Providence police arrested Montaquila on Oct. 28, 2020, for a misdemeanor simple assault after an incident involving his handgun at business. In his testimony, Montaquila said that a man came into his store and “became immediately combative and aggressive” toward his staff because they would not perform certain work for free.

“He was clearly under the influence of drugs at the time,” Montaquila stated. “He began to throw items off the desk and act[ed] very threatening[ly] in my store.”

Montaquila said he told the man he would have to leave the premises, but the man got very close to his face and shoved him. 

“I put my arms around his shoulders and walked him out the door,” he said.

Afterward, the man who started the altercation called police, telling them Montaquila pointed a weapon at his head.
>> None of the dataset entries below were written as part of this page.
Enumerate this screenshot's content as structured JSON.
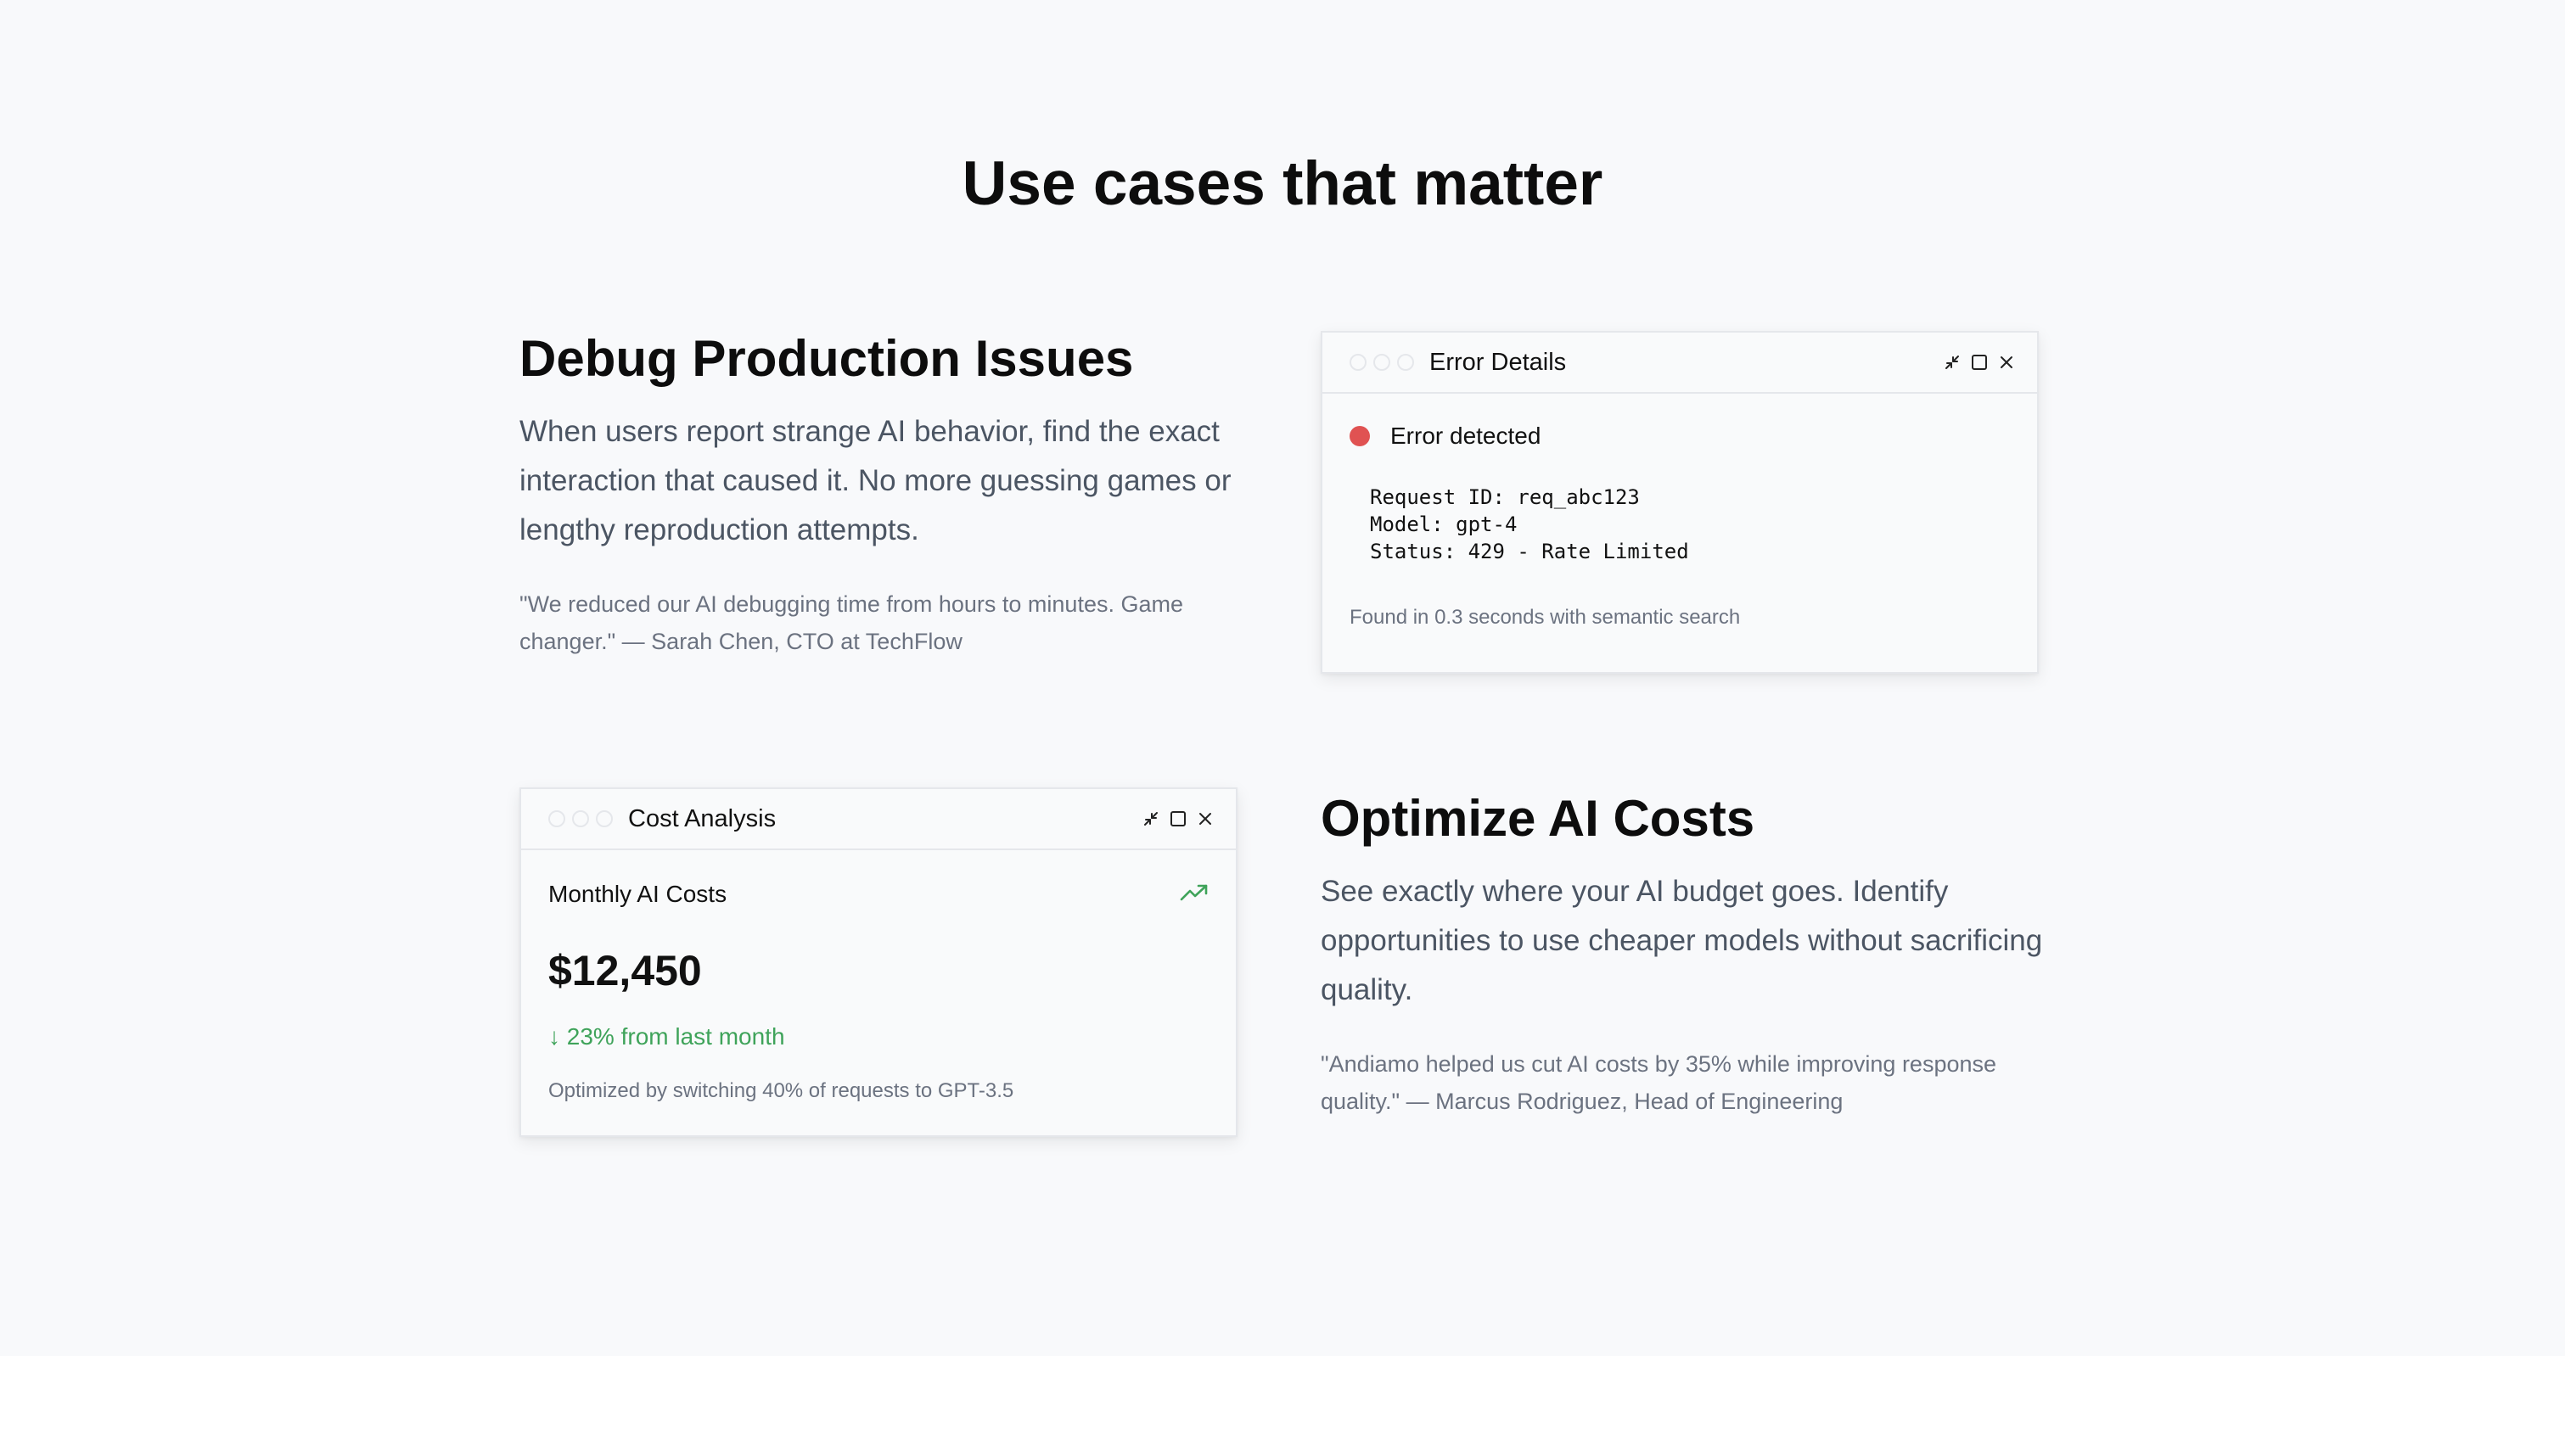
{
  "page": {
    "title": "Use cases that matter"
  },
  "colors": {
    "section_background": "#f8f9fb",
    "page_background": "#ffffff",
    "error_dot": "#e05252",
    "positive_trend": "#3fa35a",
    "muted_text": "#6b7280"
  },
  "use_case_debug": {
    "heading": "Debug Production Issues",
    "description": "When users report strange AI behavior, find the exact interaction that caused it. No more guessing games or lengthy reproduction attempts.",
    "quote": "\"We reduced our AI debugging time from hours to minutes. Game changer.\" — Sarah Chen, CTO at TechFlow"
  },
  "error_window": {
    "title": "Error Details",
    "status_label": "Error detected",
    "details": [
      "Request ID: req_abc123",
      "Model: gpt-4",
      "Status: 429 - Rate Limited"
    ],
    "footer": "Found in 0.3 seconds with semantic search"
  },
  "cost_window": {
    "title": "Cost Analysis",
    "label": "Monthly AI Costs",
    "amount": "$12,450",
    "change": "↓ 23% from last month",
    "footer": "Optimized by switching 40% of requests to GPT-3.5",
    "trend_icon": "trending-up-icon"
  },
  "use_case_costs": {
    "heading": "Optimize AI Costs",
    "description": "See exactly where your AI budget goes. Identify opportunities to use cheaper models without sacrificing quality.",
    "quote": "\"Andiamo helped us cut AI costs by 35% while improving response quality.\" — Marcus Rodriguez, Head of Engineering"
  }
}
When the police arrived at the scene, they found Montaquila’s loaded gun tucked into his waistband. The Providence business owner testified that he brandished the gun because he “feared the other man was attempting to retrieve a weapon from his car,” but was never aimed at the man’s head.

“That individual lied,” Saccoccio said. “That person basically assaulted two or three people and he went to get a weapon. Cameras show that.”

The charges against Montaquila were eventually dropped and the record was sealed. But the AG’s Office used those records to deny his license renewal not long after the incident.

“The Attorney General’s office was basically ignoring court orders,” Saccoccio said. “Do you not understand that when a court orders you to seal those records you can’t rely on them anymore?”

He noted that his client has had a conceal carry permit for the past 20 years. 

“And the first time he used it, they pulled it,” Saccoccio said.

The AG’s Office argued that it did not rely on the sealed incident report and that Montaquila acknowledged the circumstances surrounding his arrest. Prosecutors said they should have “broad discretion” to consider whether Montaquila “engaged in unlawful, dangerous, or violent conduct” when denying his permit renewal.

Dissenting justice says AG has discretion

In his lone dissent, Justice William Robinson sided with the AG: “[T]he Attorney General’s decision to deny Mr. Montaquila’s application was the product of a misunderstanding of what the Attorney General was entitled to rely upon in considering Mr. Montaquila’s application for a concealed-weapons permit.”

“The fact that the incident report indicated that Mr. Montaquila had ‘brandished’ his firearm during the incident constituted, in my judgment, more than enough of a reasonable basis upon which the Attorney General could make his discretionary decision not to approve Mr. Montaquila’s application,” Robinson wrote. “I am convinced that his decision to deny the application should be upheld.”

In the court’s ruling, Justice Melissa Long wrote “clearly relies on the incident report” and that the denial letter “notes that the incident report included facts that Mr. Montaquila did not divulge in his license application.”

“There is no legally competent evidence to support the Attorney General’s decision,” she wrote.